Thursday, July 16, 2009

Broken In Brief: Michael Bay begins pre-production on James Joyce’s Ulysses

HOLLYWOOD—In the wake of the release of the blockbuster Transformers 2: Revenge of the Fallen, a film which, much to the consternation of anyone with taste, has grossed nearly $750 million dollars worldwide, director Michael Bay has announced his next project: an adaptation of James Joyce’s literary classic, Ulysses.

“I just want to prove to my critics that I’m not a dumbass and shit, that I recognize art as something other than the stuff I pay some gay-ass designer to put up on my walls,” said the man-child while sitting poolside atop his emaciated model throne at one of his multi-million dollar estates. “So I Googled ‘good books,’ and after finding out that they had already made the DaVinci Code, I stumbled onto a list made by some egghead fag who said Ulysses was the best, so I bought the rights.
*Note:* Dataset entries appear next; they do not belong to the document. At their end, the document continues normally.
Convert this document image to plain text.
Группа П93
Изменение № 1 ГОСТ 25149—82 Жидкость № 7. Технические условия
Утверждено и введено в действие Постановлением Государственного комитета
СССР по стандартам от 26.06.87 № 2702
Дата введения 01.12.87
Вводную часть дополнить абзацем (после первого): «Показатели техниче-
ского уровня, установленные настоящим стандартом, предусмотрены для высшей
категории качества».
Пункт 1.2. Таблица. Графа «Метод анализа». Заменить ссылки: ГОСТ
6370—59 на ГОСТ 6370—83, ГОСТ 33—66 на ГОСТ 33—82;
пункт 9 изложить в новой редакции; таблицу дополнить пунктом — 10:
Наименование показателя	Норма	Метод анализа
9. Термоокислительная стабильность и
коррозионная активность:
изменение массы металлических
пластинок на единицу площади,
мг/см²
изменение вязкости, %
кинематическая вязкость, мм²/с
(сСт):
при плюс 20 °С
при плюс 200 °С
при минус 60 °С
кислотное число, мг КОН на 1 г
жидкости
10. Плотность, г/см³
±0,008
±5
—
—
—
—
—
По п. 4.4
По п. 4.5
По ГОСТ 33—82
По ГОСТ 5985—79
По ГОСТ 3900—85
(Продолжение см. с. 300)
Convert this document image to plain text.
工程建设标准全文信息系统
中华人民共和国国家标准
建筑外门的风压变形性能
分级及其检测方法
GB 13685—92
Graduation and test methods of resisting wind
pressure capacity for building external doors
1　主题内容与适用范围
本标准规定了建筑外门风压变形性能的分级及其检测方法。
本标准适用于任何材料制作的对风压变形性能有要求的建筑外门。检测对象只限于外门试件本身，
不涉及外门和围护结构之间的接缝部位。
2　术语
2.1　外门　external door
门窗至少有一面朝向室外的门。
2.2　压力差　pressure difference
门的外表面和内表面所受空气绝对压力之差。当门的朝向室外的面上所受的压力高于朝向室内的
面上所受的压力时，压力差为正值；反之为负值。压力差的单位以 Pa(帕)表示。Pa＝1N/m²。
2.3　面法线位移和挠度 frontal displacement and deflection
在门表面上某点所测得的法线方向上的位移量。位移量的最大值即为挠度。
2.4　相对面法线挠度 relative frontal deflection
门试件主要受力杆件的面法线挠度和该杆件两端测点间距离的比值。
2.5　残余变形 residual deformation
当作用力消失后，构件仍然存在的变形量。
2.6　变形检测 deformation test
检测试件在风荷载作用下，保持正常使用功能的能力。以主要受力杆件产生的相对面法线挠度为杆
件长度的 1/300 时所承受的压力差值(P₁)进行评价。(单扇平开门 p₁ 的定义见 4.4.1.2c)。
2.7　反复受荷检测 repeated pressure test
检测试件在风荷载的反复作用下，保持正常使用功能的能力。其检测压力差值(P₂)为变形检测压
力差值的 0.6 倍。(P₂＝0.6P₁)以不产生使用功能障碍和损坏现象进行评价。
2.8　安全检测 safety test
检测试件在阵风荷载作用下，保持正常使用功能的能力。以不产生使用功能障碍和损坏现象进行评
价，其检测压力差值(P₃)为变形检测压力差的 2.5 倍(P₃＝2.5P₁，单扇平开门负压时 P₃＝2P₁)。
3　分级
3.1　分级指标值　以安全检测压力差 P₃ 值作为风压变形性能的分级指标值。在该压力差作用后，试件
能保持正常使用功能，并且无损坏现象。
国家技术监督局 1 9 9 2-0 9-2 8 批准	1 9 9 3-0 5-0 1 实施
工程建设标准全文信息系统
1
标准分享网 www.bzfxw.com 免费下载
Now I'm gonna film this bitch.”

The script, written by Transformers scribes Roberto Orci and Alex Kurtzman, has already jettisoned the novel’s complex structure in favor of a more linear, three-act form. They have also discarded Joyce's stream-of-consciousness method of describing protagonist Leopold Bloom's single-day journey through Dublin and replaced it with a descent into the criminal underworld of Hong Kong.

“Yeah, Joyce’s shit doesn’t really translate to film, so we’re improving it,” said Bay during a brief pause in the daily dark art ritual that honors his pact with Satan. “I mean, I only really scanned the top of the Wikipedia page for the book and that sounded boring. A bunch of shit about the Odyssey, which I haven’t read, and allegory, whatever that is. Fuck that with a stick.”

He continued “It did mention something about Modernism, so I think fans of the book will be happy that we will use the most modern pyrotechnics and CG techniques to realize Joyce’s vision. You know, stuff like the epic car chase between Bloom’s rogue ex-cop character and Stephen Dedalus’ international drug kingpin. Plus I saw a mention of jokes, puns, parodies, and allusions being a large part of the work, so I told the writers to add in a stereotypical, jive-talking, wise crackin’ black sidekick for Bloom, so as to better stress Joyce’s themes.”

Bay hopes to have his $200 million production of Ulysses ready for release in the summer of 2012.